Meiry Sakamoto - A proximidade da linha do Equador faz com que em Fortaleza, assim como no estado do Ceará, as quatro estações do ano não sejam percebidas como ocorre em outras regiões do Brasil. De um modo geral, temos dois períodos bem definidos: o das chuvas, no primeiro semestre, e o dos ventos e do sol no segundo. No Nordeste, costumamos chamar de inverno a estação das chuvas. Isso leva a uma certa confusão, pois, o nosso inverno das chuvas não coincide com o inverno do frio que faz parte das quatro estações do ano, e que termina no hemisfério Sul, em 21 de setembro.

O POVO - Então, vivenciamos a primavera?

Meiry Sakamoto - Sim, já é possível ver a florada de ipês amarelos na capital cearense. As flores se tornam mais presentes nesta época, também se verifica um ligeiro aumento na temperatura máxima, aquela registrada no início da tarde. Em setembro, a temperatura máxima em Fortaleza tem ficado acima dos 31º Celsius. E, e em alguns dias, chegou a passar dos 33º Celsius, dois acima da normal climatológica que é de 31º Celsius no mês de setembro.
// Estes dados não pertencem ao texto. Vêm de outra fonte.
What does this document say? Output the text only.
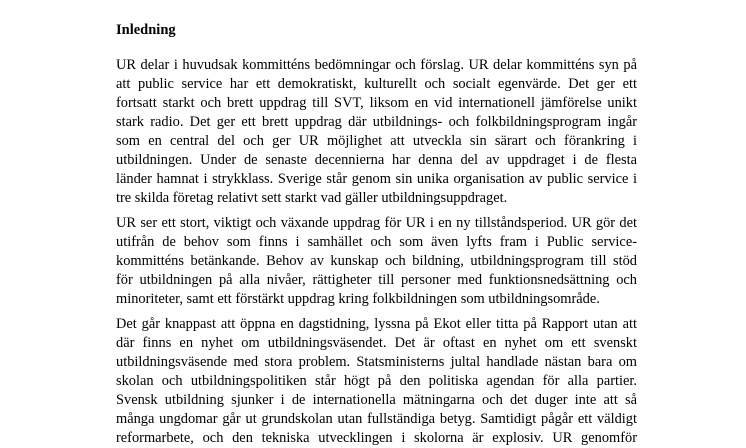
Inledning
UR delar i huvudsak kommitténs bedömningar och förslag. UR delar kommitténs syn på
att public service har ett demokratiskt, kulturellt och socialt egenvärde. Det ger ett
fortsatt starkt och brett uppdrag till SVT, liksom en vid internationell jämförelse unikt
stark radio. Det ger ett brett uppdrag där utbildnings- och folkbildningsprogram ingår
som en central del och ger UR möjlighet att utveckla sin särart och förankring i
utbildningen. Under de senaste decennierna har denna del av uppdraget i de flesta
länder hamnat i strykklass. Sverige står genom sin unika organisation av public service i
tre skilda företag relativt sett starkt vad gäller utbildningsuppdraget.
UR ser ett stort, viktigt och växande uppdrag för UR i en ny tillståndsperiod. UR gör det
utifrån de behov som finns i samhället och som även lyfts fram i Public service-
kommitténs betänkande. Behov av kunskap och bildning, utbildningsprogram till stöd
för utbildningen på alla nivåer, rättigheter till personer med funktionsnedsättning och
minoriteter, samt ett förstärkt uppdrag kring folkbildningen som utbildningsområde.
Det går knappast att öppna en dagstidning, lyssna på Ekot eller titta på Rapport utan att
där finns en nyhet om utbildningsväsendet. Det är oftast en nyhet om ett svenskt
utbildningsväsende med stora problem. Statsministerns jultal handlade nästan bara om
skolan och utbildningspolitiken står högt på den politiska agendan för alla partier.
Svensk utbildning sjunker i de internationella mätningarna och det duger inte att så
många ungdomar går ut grundskolan utan fullständiga betyg. Samtidigt pågår ett väldigt
reformarbete, och den tekniska utvecklingen i skolorna är explosiv. UR genomför
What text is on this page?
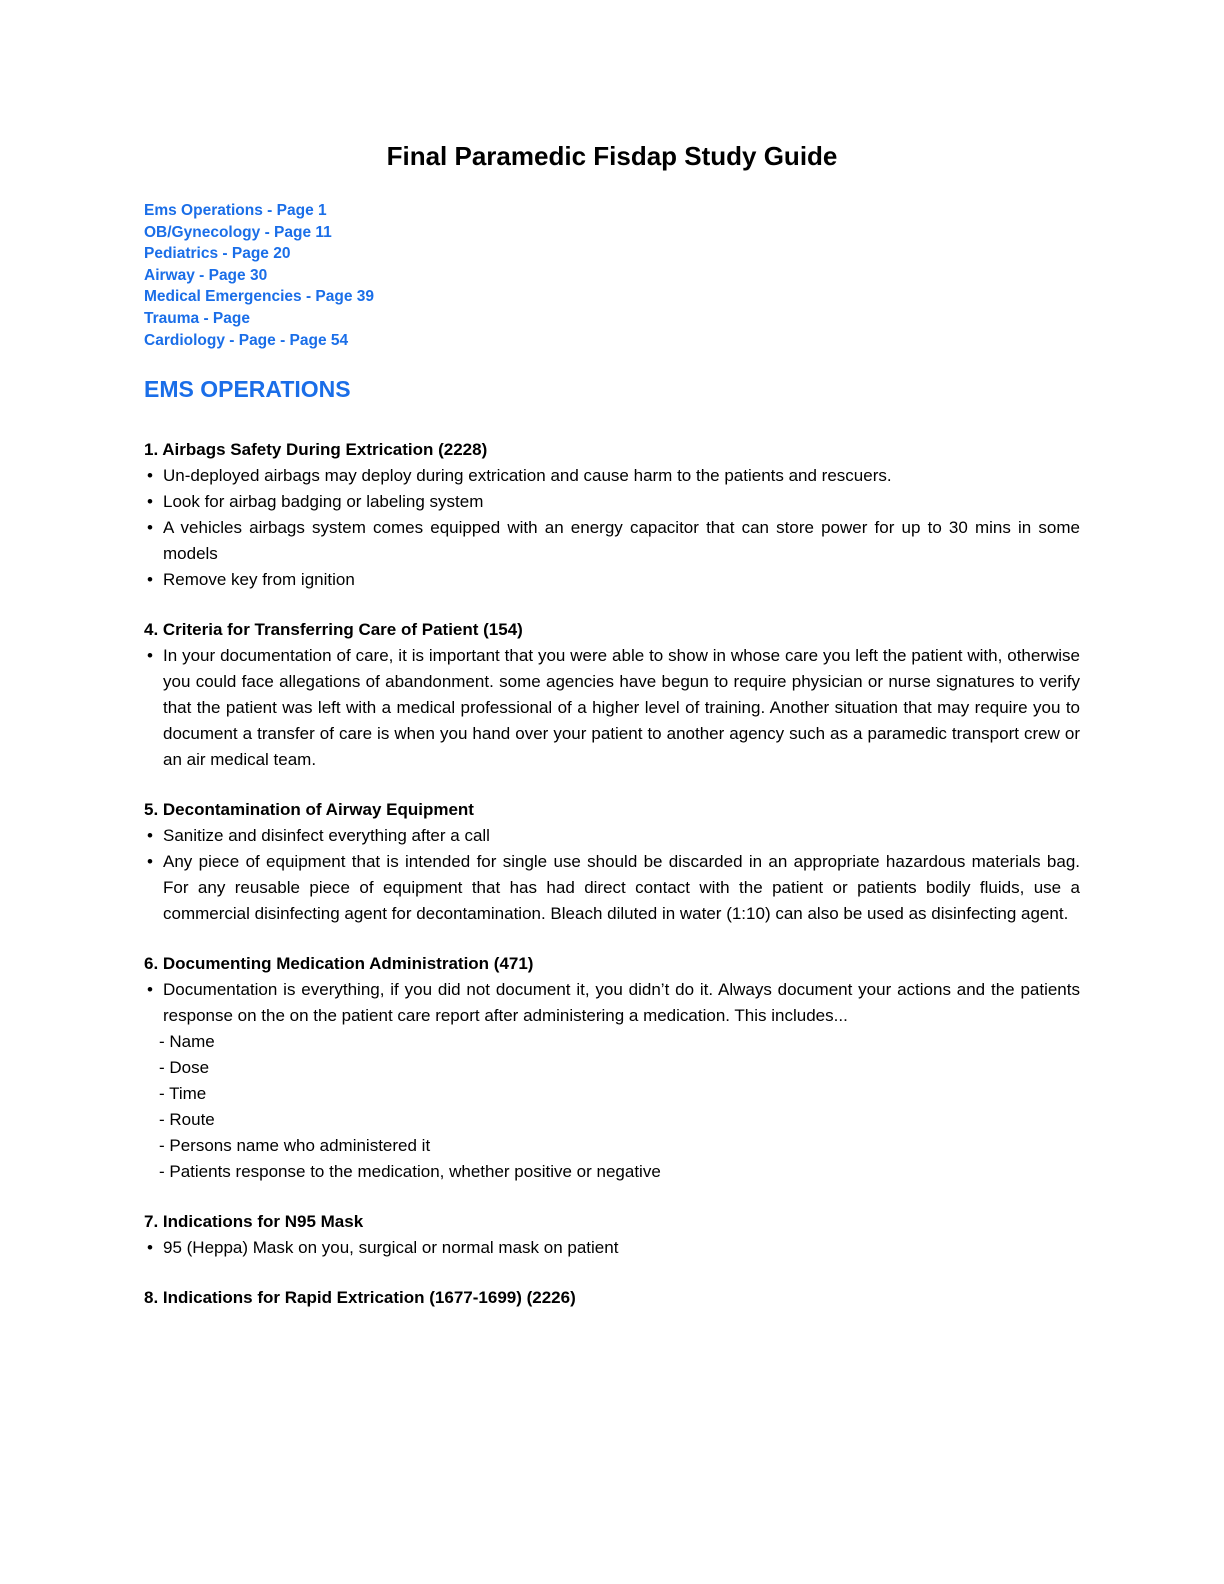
Final Paramedic Fisdap Study Guide
Ems Operations - Page 1
OB/Gynecology - Page 11
Pediatrics - Page 20
Airway - Page 30
Medical Emergencies - Page 39
Trauma - Page
Cardiology - Page - Page 54
EMS OPERATIONS
1. Airbags Safety During Extrication (2228)
• Un-deployed airbags may deploy during extrication and cause harm to the patients and rescuers.
• Look for airbag badging or labeling system
• A vehicles airbags system comes equipped with an energy capacitor that can store power for up to 30 mins in some models
• Remove key from ignition
4. Criteria for Transferring Care of Patient (154)
• In your documentation of care, it is important that you were able to show in whose care you left the patient with, otherwise you could face allegations of abandonment. some agencies have begun to require physician or nurse signatures to verify that the patient was left with a medical professional of a higher level of training. Another situation that may require you to document a transfer of care is when you hand over your patient to another agency such as a paramedic transport crew or an air medical team.
5. Decontamination of Airway Equipment
• Sanitize and disinfect everything after a call
• Any piece of equipment that is intended for single use should be discarded in an appropriate hazardous materials bag. For any reusable piece of equipment that has had direct contact with the patient or patients bodily fluids, use a commercial disinfecting agent for decontamination. Bleach diluted in water (1:10) can also be used as disinfecting agent.
6. Documenting Medication Administration (471)
• Documentation is everything, if you did not document it, you didn’t do it. Always document your actions and the patients response on the on the patient care report after administering a medication. This includes...
- Name
- Dose
- Time
- Route
- Persons name who administered it
- Patients response to the medication, whether positive or negative
7. Indications for N95 Mask
• 95 (Heppa) Mask on you, surgical or normal mask on patient
8. Indications for Rapid Extrication (1677-1699) (2226)
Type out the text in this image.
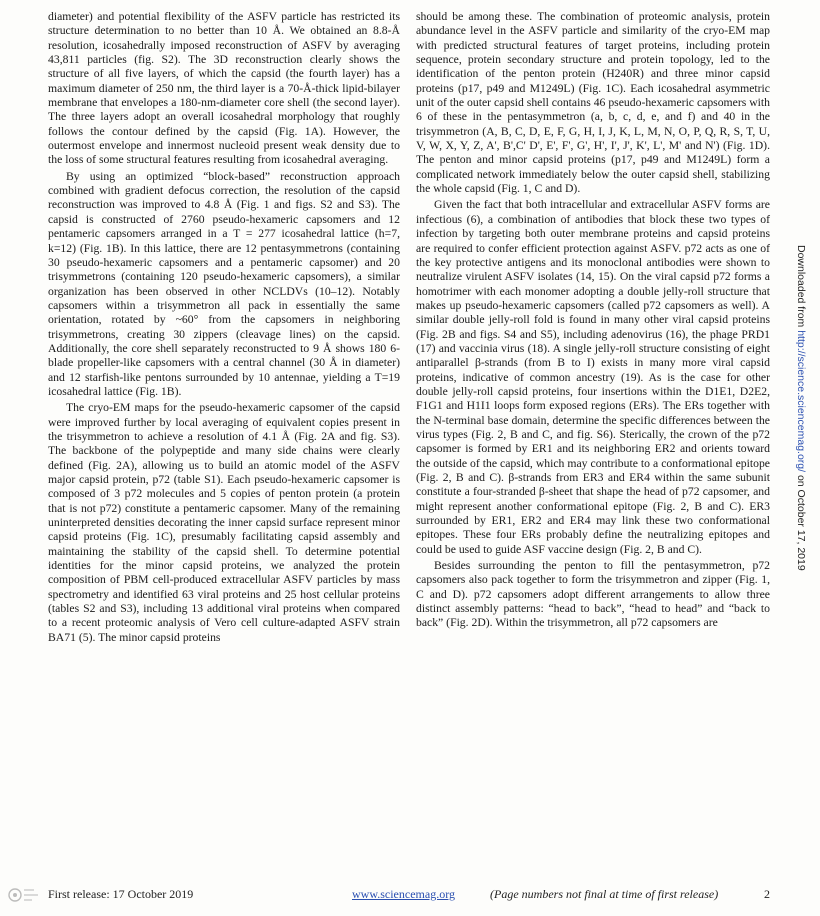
diameter) and potential flexibility of the ASFV particle has restricted its structure determination to no better than 10 Å. We obtained an 8.8-Å resolution, icosahedrally imposed reconstruction of ASFV by averaging 43,811 particles (fig. S2). The 3D reconstruction clearly shows the structure of all five layers, of which the capsid (the fourth layer) has a maximum diameter of 250 nm, the third layer is a 70-Å-thick lipid-bilayer membrane that envelopes a 180-nm-diameter core shell (the second layer). The three layers adopt an overall icosahedral morphology that roughly follows the contour defined by the capsid (Fig. 1A). However, the outermost envelope and innermost nucleoid present weak density due to the loss of some structural features resulting from icosahedral averaging.

By using an optimized “block-based” reconstruction approach combined with gradient defocus correction, the resolution of the capsid reconstruction was improved to 4.8 Å (Fig. 1 and figs. S2 and S3). The capsid is constructed of 2760 pseudo-hexameric capsomers and 12 pentameric capsomers arranged in a T = 277 icosahedral lattice (h=7, k=12) (Fig. 1B). In this lattice, there are 12 pentasymmetrons (containing 30 pseudo-hexameric capsomers and a pentameric capsomer) and 20 trisymmetrons (containing 120 pseudo-hexameric capsomers), a similar organization has been observed in other NCLDVs (10–12). Notably capsomers within a trisymmetron all pack in essentially the same orientation, rotated by ~60° from the capsomers in neighboring trisymmetrons, creating 30 zippers (cleavage lines) on the capsid. Additionally, the core shell separately reconstructed to 9 Å shows 180 6-blade propeller-like capsomers with a central channel (30 Å in diameter) and 12 starfish-like pentons surrounded by 10 antennae, yielding a T=19 icosahedral lattice (Fig. 1B).

The cryo-EM maps for the pseudo-hexameric capsomer of the capsid were improved further by local averaging of equivalent copies present in the trisymmetron to achieve a resolution of 4.1 Å (Fig. 2A and fig. S3). The backbone of the polypeptide and many side chains were clearly defined (Fig. 2A), allowing us to build an atomic model of the ASFV major capsid protein, p72 (table S1). Each pseudo-hexameric capsomer is composed of 3 p72 molecules and 5 copies of penton protein (a protein that is not p72) constitute a pentameric capsomer. Many of the remaining uninterpreted densities decorating the inner capsid surface represent minor capsid proteins (Fig. 1C), presumably facilitating capsid assembly and maintaining the stability of the capsid shell. To determine potential identities for the minor capsid proteins, we analyzed the protein composition of PBM cell-produced extracellular ASFV particles by mass spectrometry and identified 63 viral proteins and 25 host cellular proteins (tables S2 and S3), including 13 additional viral proteins when compared to a recent proteomic analysis of Vero cell culture-adapted ASFV strain BA71 (5). The minor capsid proteins

should be among these. The combination of proteomic analysis, protein abundance level in the ASFV particle and similarity of the cryo-EM map with predicted structural features of target proteins, including protein sequence, protein secondary structure and protein topology, led to the identification of the penton protein (H240R) and three minor capsid proteins (p17, p49 and M1249L) (Fig. 1C). Each icosahedral asymmetric unit of the outer capsid shell contains 46 pseudo-hexameric capsomers with 6 of these in the pentasymmetron (a, b, c, d, e, and f) and 40 in the trisymmetron (A, B, C, D, E, F, G, H, I, J, K, L, M, N, O, P, Q, R, S, T, U, V, W, X, Y, Z, A', B',C' D', E', F', G', H', I', J', K', L', M' and N') (Fig. 1D). The penton and minor capsid proteins (p17, p49 and M1249L) form a complicated network immediately below the outer capsid shell, stabilizing the whole capsid (Fig. 1, C and D).

Given the fact that both intracellular and extracellular ASFV forms are infectious (6), a combination of antibodies that block these two types of infection by targeting both outer membrane proteins and capsid proteins are required to confer efficient protection against ASFV. p72 acts as one of the key protective antigens and its monoclonal antibodies were shown to neutralize virulent ASFV isolates (14, 15). On the viral capsid p72 forms a homotrimer with each monomer adopting a double jelly-roll structure that makes up pseudo-hexameric capsomers (called p72 capsomers as well). A similar double jelly-roll fold is found in many other viral capsid proteins (Fig. 2B and figs. S4 and S5), including adenovirus (16), the phage PRD1 (17) and vaccinia virus (18). A single jelly-roll structure consisting of eight antiparallel β-strands (from B to I) exists in many more viral capsid proteins, indicative of common ancestry (19). As is the case for other double jelly-roll capsid proteins, four insertions within the D1E1, D2E2, F1G1 and H1I1 loops form exposed regions (ERs). The ERs together with the N-terminal base domain, determine the specific differences between the virus types (Fig. 2, B and C, and fig. S6). Sterically, the crown of the p72 capsomer is formed by ER1 and its neighboring ER2 and orients toward the outside of the capsid, which may contribute to a conformational epitope (Fig. 2, B and C). β-strands from ER3 and ER4 within the same subunit constitute a four-stranded β-sheet that shape the head of p72 capsomer, and might represent another conformational epitope (Fig. 2, B and C). ER3 surrounded by ER1, ER2 and ER4 may link these two conformational epitopes. These four ERs probably define the neutralizing epitopes and could be used to guide ASF vaccine design (Fig. 2, B and C).

Besides surrounding the penton to fill the pentasymmetron, p72 capsomers also pack together to form the trisymmetron and zipper (Fig. 1, C and D). p72 capsomers adopt different arrangements to allow three distinct assembly patterns: “head to back”, “head to head” and “back to back” (Fig. 2D). Within the trisymmetron, all p72 capsomers are

Downloaded from http://science.sciencemag.org/ on October 17, 2019
First release: 17 October 2019	www.sciencemag.org	(Page numbers not final at time of first release)	2
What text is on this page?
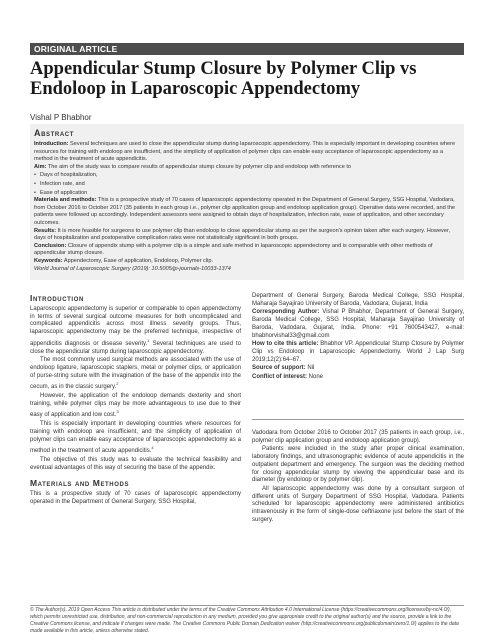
ORIGINAL ARTICLE
Appendicular Stump Closure by Polymer Clip vs Endoloop in Laparoscopic Appendectomy
Vishal P Bhabhor
Abstract

Introduction: Several techniques are used to close the appendicular stump during laparoscopic appendectomy. This is especially important in developing countries where resources for training with endoloop are insufficient, and the simplicity of application of polymer clips can enable easy acceptance of laparoscopic appendectomy as a method in the treatment of acute appendicitis.

Aim: The aim of the study was to compare results of appendicular stump closure by polymer clip and endoloop with reference to

• Days of hospitalization,
• Infection rate, and
• Ease of application

Materials and methods: This is a prospective study of 70 cases of laparoscopic appendectomy operated in the Department of General Surgery, SSG Hospital, Vadodara, from October 2016 to October 2017 (35 patients in each group i.e., polymer clip application group and endoloop application group). Operative data were recorded, and the patients were followed up accordingly. Independent assessors were assigned to obtain days of hospitalization, infection rate, ease of application, and other secondary outcomes.

Results: It is more feasible for surgeons to use polymer clip than endoloop to close appendicular stump as per the surgeon's opinion taken after each surgery. However, days of hospitalization and postoperative complication rates were not statistically significant in both groups.

Conclusion: Closure of appendix stump with a polymer clip is a simple and safe method in laparoscopic appendectomy and is comparable with other methods of appendicular stump closure.

Keywords: Appendectomy, Ease of application, Endoloop, Polymer clip.

World Journal of Laparoscopic Surgery (2019): 10.5005/jp-journals-10033-1374

Introduction

Laparoscopic appendectomy is superior or comparable to open appendectomy in terms of several surgical outcome measures for both uncomplicated and complicated appendicitis across most illness severity groups. Thus, laparoscopic appendectomy may be the preferred technique, irrespective of appendicitis diagnosis or disease severity.$^1$ Several techniques are used to close the appendicular stump during laparoscopic appendectomy.

The most commonly used surgical methods are associated with the use of endoloop ligature, laparoscopic staplers, metal or polymer clips, or application of purse-string suture with the invagination of the base of the appendix into the cecum, as in the classic surgery.$^2$

However, the application of the endoloop demands dexterity and short training, while polymer clips may be more advantageous to use due to their easy of application and low cost.$^3$

This is especially important in developing countries where resources for training with endoloop are insufficient, and the simplicity of application of polymer clips can enable easy acceptance of laparoscopic appendectomy as a method in the treatment of acute appendicitis.$^4$

The objective of this study was to evaluate the technical feasibility and eventual advantages of this way of securing the base of the appendix.

Materials and Methods

This is a prospective study of 70 cases of laparoscopic appendectomy operated in the Department of General Surgery, SSG Hospital,

Department of General Surgery, Baroda Medical College, SSG Hospital, Maharaja Sayajirao University of Baroda, Vadodara, Gujarat, India

Corresponding Author: Vishal P Bhabhor, Department of General Surgery, Baroda Medical College, SSG Hospital, Maharaja Sayajirao University of Baroda, Vadodara, Gujarat, India, Phone: +91 7600543427, e-mail: bhabhorvishal33@gmail.com

How to cite this article: Bhabhor VP. Appendicular Stump Closure by Polymer Clip vs Endoloop in Laparoscopic Appendectomy. World J Lap Surg 2019;12(2):64–67.

Source of support: Nil

Conflict of interest: None

Vadodara from October 2016 to October 2017 (35 patients in each group, i.e., polymer clip application group and endoloop application group).

Patients were included in the study after proper clinical examination, laboratory findings, and ultrasonographic evidence of acute appendicitis in the outpatient department and emergency. The surgeon was the deciding method for closing appendicular stump by viewing the appendicular base and its diameter (by endoloop or by polymer clip).

All laparoscopic appendectomy was done by a consultant surgeon of different units of Surgery Department of SSG Hospital, Vadodara. Patients scheduled for laparoscopic appendectomy were administered antibiotics intravenously in the form of single-dose ceftriaxone just before the start of the surgery.

© The Author(s). 2019 Open Access This article is distributed under the terms of the Creative Commons Attribution 4.0 International License (https://creativecommons.org/licenses/by-nc/4.0/), which permits unrestricted use, distribution, and non-commercial reproduction in any medium, provided you give appropriate credit to the original author(s) and the source, provide a link to the Creative Commons license, and indicate if changes were made. The Creative Commons Public Domain Dedication waiver (http://creativecommons.org/publicdomain/zero/1.0/) applies to the data made available in this article, unless otherwise stated.
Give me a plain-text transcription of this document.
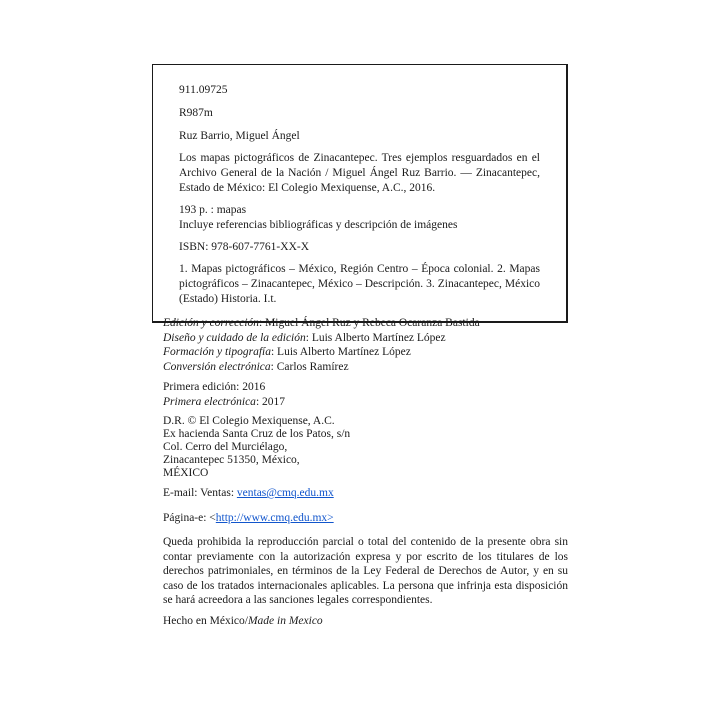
911.09725

R987m

Ruz Barrio, Miguel Ángel

Los mapas pictográficos de Zinacantepec. Tres ejemplos resguardados en el Archivo General de la Nación / Miguel Ángel Ruz Barrio. — Zinacantepec, Estado de México: El Colegio Mexiquense, A.C., 2016.

193 p. : mapas

Incluye referencias bibliográficas y descripción de imágenes

ISBN: 978-607-7761-XX-X

1. Mapas pictográficos – México, Región Centro – Época colonial. 2. Mapas pictográficos – Zinacantepec, México – Descripción. 3. Zinacantepec, México (Estado) Historia. I.t.

Edición y corrección: Miguel Ángel Ruz y Rebeca Ocaranza Bastida

Diseño y cuidado de la edición: Luis Alberto Martínez López

Formación y tipografía: Luis Alberto Martínez López

Conversión electrónica: Carlos Ramírez

Primera edición: 2016

Primera electrónica: 2017

D.R. © El Colegio Mexiquense, A.C.

Ex hacienda Santa Cruz de los Patos, s/n

Col. Cerro del Murciélago,

Zinacantepec 51350, México,

MÉXICO

E-mail: Ventas: ventas@cmq.edu.mx

Página-e: <http://www.cmq.edu.mx>

Queda prohibida la reproducción parcial o total del contenido de la presente obra sin contar previamente con la autorización expresa y por escrito de los titulares de los derechos patrimoniales, en términos de la Ley Federal de Derechos de Autor, y en su caso de los tratados internacionales aplicables. La persona que infrinja esta disposición se hará acreedora a las sanciones legales correspondientes.

Hecho en México/Made in Mexico
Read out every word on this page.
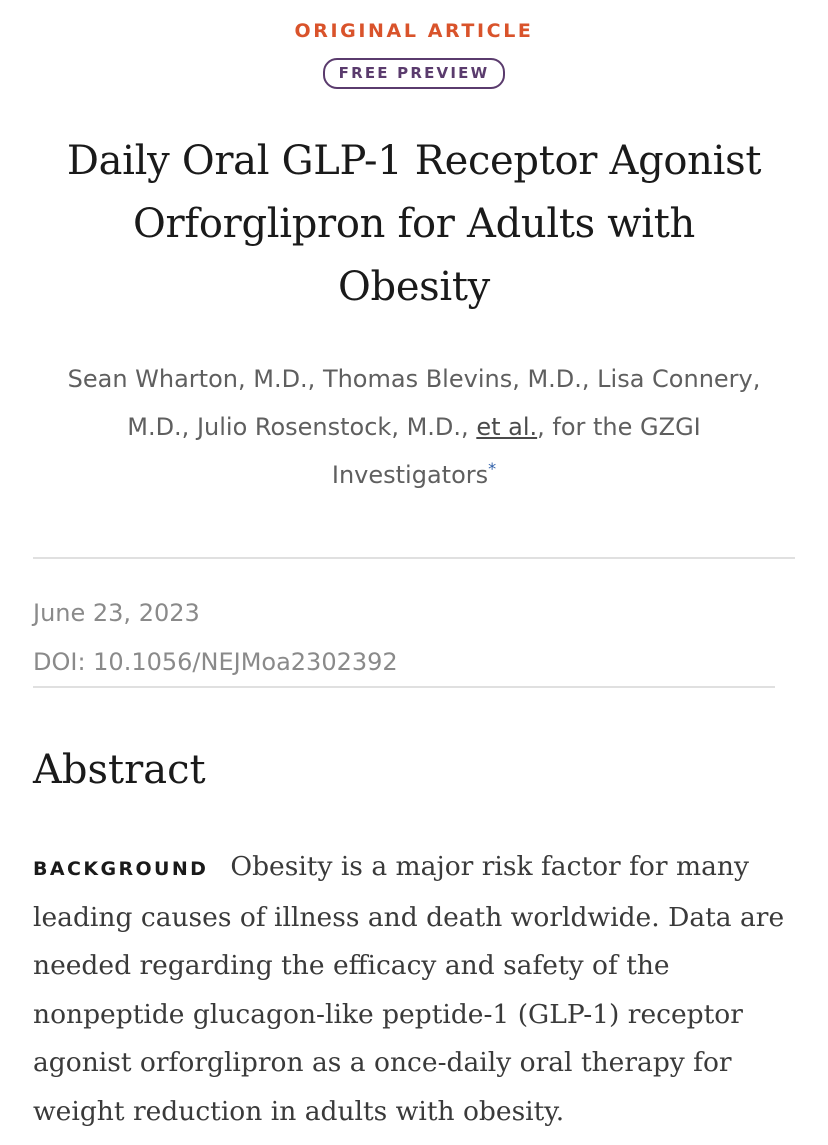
ORIGINAL ARTICLE
FREE PREVIEW
Daily Oral GLP-1 Receptor Agonist Orforglipron for Adults with Obesity
Sean Wharton, M.D., Thomas Blevins, M.D., Lisa Connery, M.D., Julio Rosenstock, M.D., et al., for the GZGI Investigators*
June 23, 2023
DOI: 10.1056/NEJMoa2302392
Abstract
BACKGROUND Obesity is a major risk factor for many leading causes of illness and death worldwide. Data are needed regarding the efficacy and safety of the nonpeptide glucagon-like peptide-1 (GLP-1) receptor agonist orforglipron as a once-daily oral therapy for weight reduction in adults with obesity.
O POVO - A Funceme exclui a divisão clássica das estações?

Meiry Sakamoto - Não exclui. Observamos que, no Ceará, a chuva é o acontecimento meteorológico principal que marca de forma mais evidente as variações das condições no Estado, diferentemente do percebido em outras regiões. Assim, não é apenas a quadra chuvosa, ao longo do ano, essas variações acabam definindo, a pré-estação chuvosa, nos meses de dezembro a janeiro, a estação das chuvas, entre fevereiro a maio, a pós-estação, nos meses de junho e julho, a época dos ventos fortes, entre agosto e setembro, os meses B-R-O- BRO, entre setembro a novembro, marcando maior incidência de radiação solar e aumento de calor.